The cause of the French Revolution did consist of the contradictions within the old system. But there were also direct motivations: the gathering in Paris of the boundary defense army, failure in policy such as firing of Finance Minister Neckel, and accidental factors such as the bad harvest just at that time. These direct motivations show that, it the statesmen had made good use of their will-power and if they had carried out good policy, they could have reformed the system peacefully without violent revolution. The Glorious Revolution in England in 1688 is a good example. In this revolution, the parliament drove away the reactionary King James 11, who persecuted Protestants, and placed William 111, who was pro-Protestant, on the throne as the new king and let him approve the rights of citizens ("Declaration of Right"). Thus, this revolution was the bloodless peaceful reformation of the system.
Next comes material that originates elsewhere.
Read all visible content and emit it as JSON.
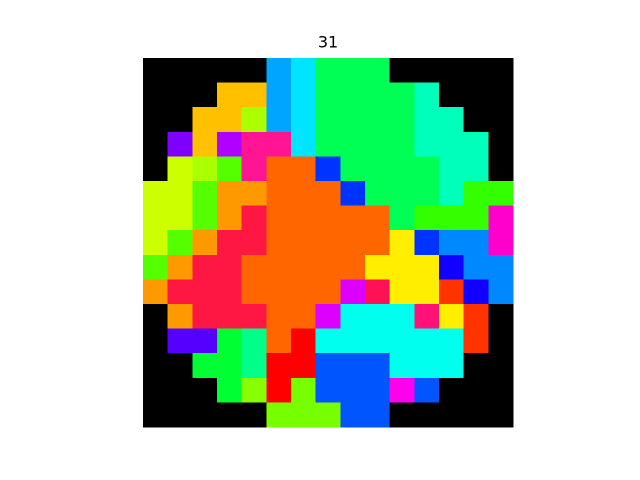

According to the Unification View of History, it is asserted that all struggles, including revolutions, are conflicts between good and evil, insofar as those struggles have historical significance. When the old sovereign continues to mistreat the people, without repenting for his bad government, leaders on the side of goodness come to fight and the masses come to support them as their subject, thus revolution is brought about. Strictly speaking, the French Revolution was not a struggle between the ruling class and the rule, but a struggle between the forces of the old sovereign, the subject power on the side of evil, and the forces of the newly emerging leaders, the subject powers on the side of goodness. The peasantry who formed the oppressed class had the same interest as the newly rising powers (commercial and industrial people), so those peasants supported and cooperated with the rising commercial and industrial citizens. If it had not been for the people of commerce and industry, who were the rising powers, the rebellion of the peasantry, the ruled class in those days, would certainly have been suppressed. All of the ruling class did not become the enemy of the masses. Some of them (priests and aristocrats) sided with the third estate (citizens and peasants) and established a constitutional parliament.
As explained above, revolution is a struggle between the subject powers (sovereign forces) of the evil side and the subject powers of the good side, in short, a struggle between good and evil. (Good and evil here mean good and evil of heart, that is, good and evil of desires.) Therefore, it can be said that revolutions are actually the conflicts between desires.